Así quedó claro con la reunión del “G-8” -los 8 países más ricos y poderosos de la comunidad internacional- en el bonito puerto de Deauville (Normandía, Francia), donde se dieron cita los mandatarios de los países más ricos y poderosos (EEUU, Rusia, Alemania, Gran Bretaña, Francia, Italia, Canadá y Japón), una especie de directorio mundial en el que se echa en falta los poderes emergentes de China, India o Brasil).

Esta “octocracia”, junto con las autoridades de la Unión Europea y la Comisión de Bruselas, pasó revista durante dos días a los asuntos más apremiantes que no son pocos y se detuvo especialmente en el esperanzado cambio de la “primavera árabe”, que el “G-8” decidió estimular con créditos a Egipto y Túnez por valor de 20 mil millones de dólares, una apreciable suma que será repartida a lo largo de los próximos tres años con garantías de que sirva para el desarrollo de la democracia.

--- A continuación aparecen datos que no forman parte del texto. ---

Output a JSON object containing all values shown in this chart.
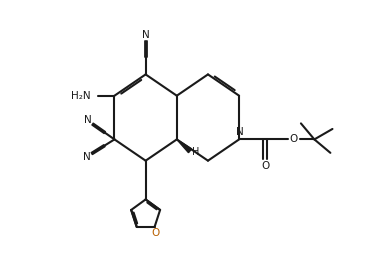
{
  "bg_color": "#ffffff",
  "line_color": "#1a1a1a",
  "lw": 1.5,
  "text_color": "#1a1a1a",
  "orange_color": "#b86000",
  "figsize": [
    3.65,
    2.75
  ],
  "dpi": 100,
  "xlim": [
    0,
    9.5
  ],
  "ylim": [
    0,
    7.2
  ]
}
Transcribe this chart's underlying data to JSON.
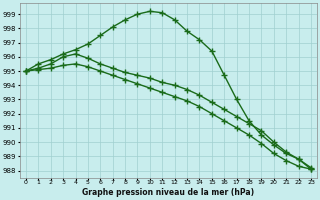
{
  "xlabel": "Graphe pression niveau de la mer (hPa)",
  "x_ticks": [
    0,
    1,
    2,
    3,
    4,
    5,
    6,
    7,
    8,
    9,
    10,
    11,
    12,
    13,
    14,
    15,
    16,
    17,
    18,
    19,
    20,
    21,
    22,
    23
  ],
  "ylim": [
    987.5,
    999.8
  ],
  "yticks": [
    988,
    989,
    990,
    991,
    992,
    993,
    994,
    995,
    996,
    997,
    998,
    999
  ],
  "background_color": "#c8eded",
  "grid_color": "#a0d0d0",
  "line_color": "#1a6b1a",
  "lines": [
    {
      "x": [
        0,
        1,
        2,
        3,
        4,
        5,
        6,
        7,
        8,
        9,
        10,
        11,
        12,
        13,
        14,
        15,
        16,
        17,
        18,
        19,
        20,
        21,
        22,
        23
      ],
      "y": [
        995.0,
        995.5,
        995.8,
        996.2,
        996.5,
        996.9,
        997.5,
        998.1,
        998.6,
        999.0,
        999.2,
        999.1,
        998.6,
        997.8,
        997.2,
        996.4,
        994.7,
        993.0,
        991.5,
        990.5,
        989.8,
        989.2,
        988.8,
        988.1
      ],
      "marker": "+",
      "markersize": 4,
      "linewidth": 1.0
    },
    {
      "x": [
        0,
        1,
        2,
        3,
        4,
        5,
        6,
        7,
        8,
        9,
        10,
        11,
        12,
        13,
        14,
        15,
        16,
        17,
        18,
        19,
        20,
        21,
        22,
        23
      ],
      "y": [
        995.0,
        995.2,
        995.5,
        996.0,
        996.2,
        995.9,
        995.5,
        995.2,
        994.9,
        994.7,
        994.5,
        994.2,
        994.0,
        993.7,
        993.3,
        992.8,
        992.3,
        991.8,
        991.3,
        990.8,
        990.0,
        989.3,
        988.8,
        988.2
      ],
      "marker": "+",
      "markersize": 4,
      "linewidth": 1.0
    },
    {
      "x": [
        0,
        1,
        2,
        3,
        4,
        5,
        6,
        7,
        8,
        9,
        10,
        11,
        12,
        13,
        14,
        15,
        16,
        17,
        18,
        19,
        20,
        21,
        22,
        23
      ],
      "y": [
        995.0,
        995.1,
        995.2,
        995.4,
        995.5,
        995.3,
        995.0,
        994.7,
        994.4,
        994.1,
        993.8,
        993.5,
        993.2,
        992.9,
        992.5,
        992.0,
        991.5,
        991.0,
        990.5,
        989.9,
        989.2,
        988.7,
        988.3,
        988.1
      ],
      "marker": "+",
      "markersize": 4,
      "linewidth": 1.0
    }
  ]
}
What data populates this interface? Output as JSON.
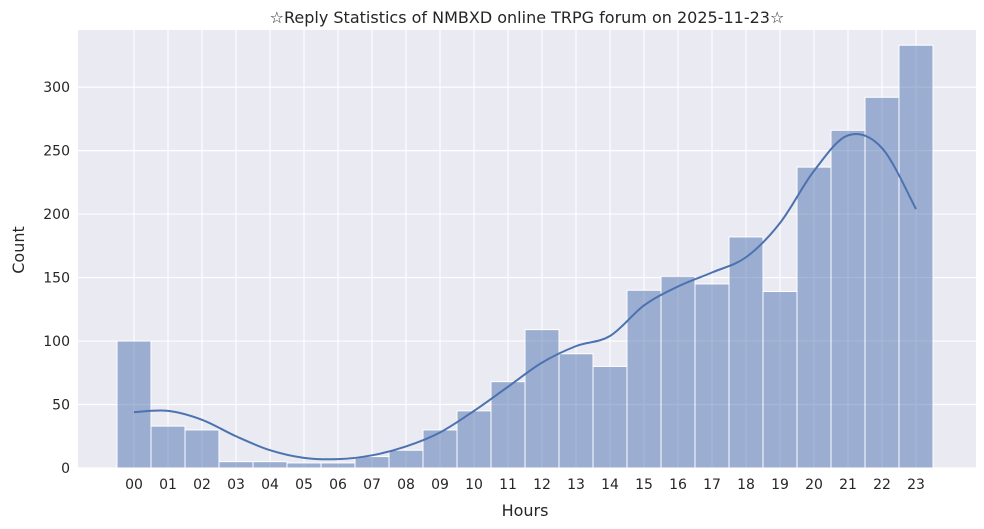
{
  "chart_data": {
    "type": "bar",
    "title": "☆Reply Statistics of NMBXD online TRPG forum on 2025-11-23☆",
    "xlabel": "Hours",
    "ylabel": "Count",
    "categories": [
      "00",
      "01",
      "02",
      "03",
      "04",
      "05",
      "06",
      "07",
      "08",
      "09",
      "10",
      "11",
      "12",
      "13",
      "14",
      "15",
      "16",
      "17",
      "18",
      "19",
      "20",
      "21",
      "22",
      "23"
    ],
    "values": [
      100,
      33,
      30,
      5,
      5,
      4,
      4,
      9,
      14,
      30,
      45,
      68,
      109,
      90,
      80,
      140,
      151,
      145,
      182,
      139,
      237,
      266,
      292,
      333
    ],
    "ylim": [
      0,
      345
    ],
    "yticks": [
      0,
      50,
      100,
      150,
      200,
      250,
      300
    ],
    "kde": [
      44,
      45,
      38,
      25,
      14,
      8,
      7,
      10,
      17,
      28,
      45,
      64,
      83,
      96,
      104,
      128,
      143,
      154,
      166,
      193,
      234,
      262,
      252,
      204
    ],
    "grid": true,
    "colors": {
      "background": "#eaeaf2",
      "bar": "#4c72b0",
      "bar_alpha": "0.5",
      "line": "#4c72b0",
      "grid": "#ffffff"
    }
  }
}
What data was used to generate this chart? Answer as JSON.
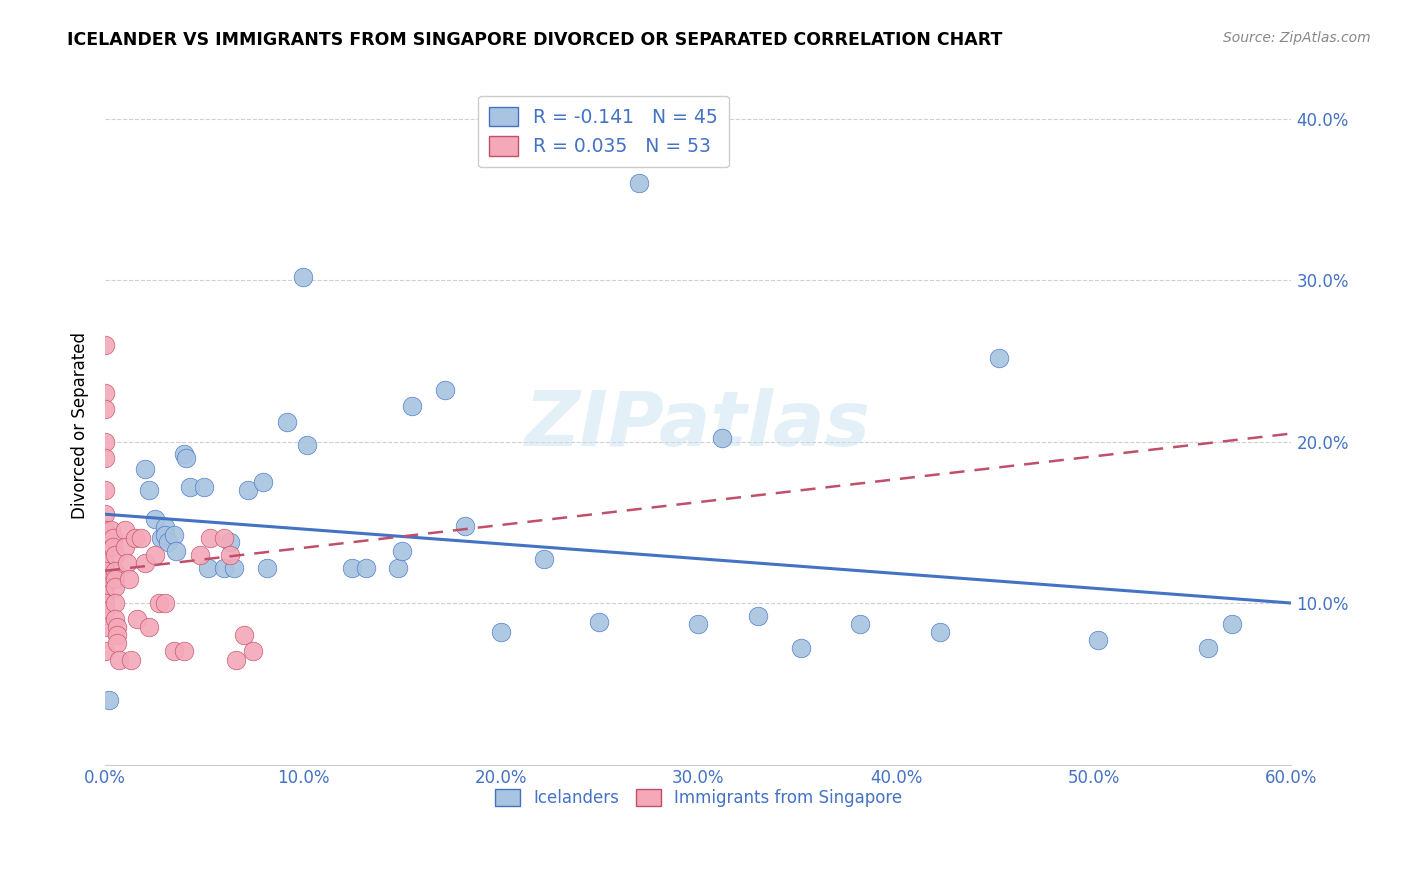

Lástima que los regímenes autoritarios del área, Yemen, Siria y, sobre todo, Libia no sólo no entran en razones sino que sigan con su represión sangrienta que ha causado millares de muertos. Es el envés de la “primavera árabe”.

Así, antes de volver a los asuntos norteamericanos y mundiales, Barack Obama pasó cinco días en Europa de los que han dado amplia cuenta todos los medios de comunicación, la CNN, FaceBook, Twiter y las redes sociales, que nos facilitan información instantánea.

Fue un paréntesis europeo en las preocupaciones globales del primer mandatario tras China, India, Pakistán… Europa, la naricilla de Asia como dijo lúcidamente el gran poeta y ensayista Paul Valéry, está lejos de ser la medida de todas las cosas en el mundo según Obama.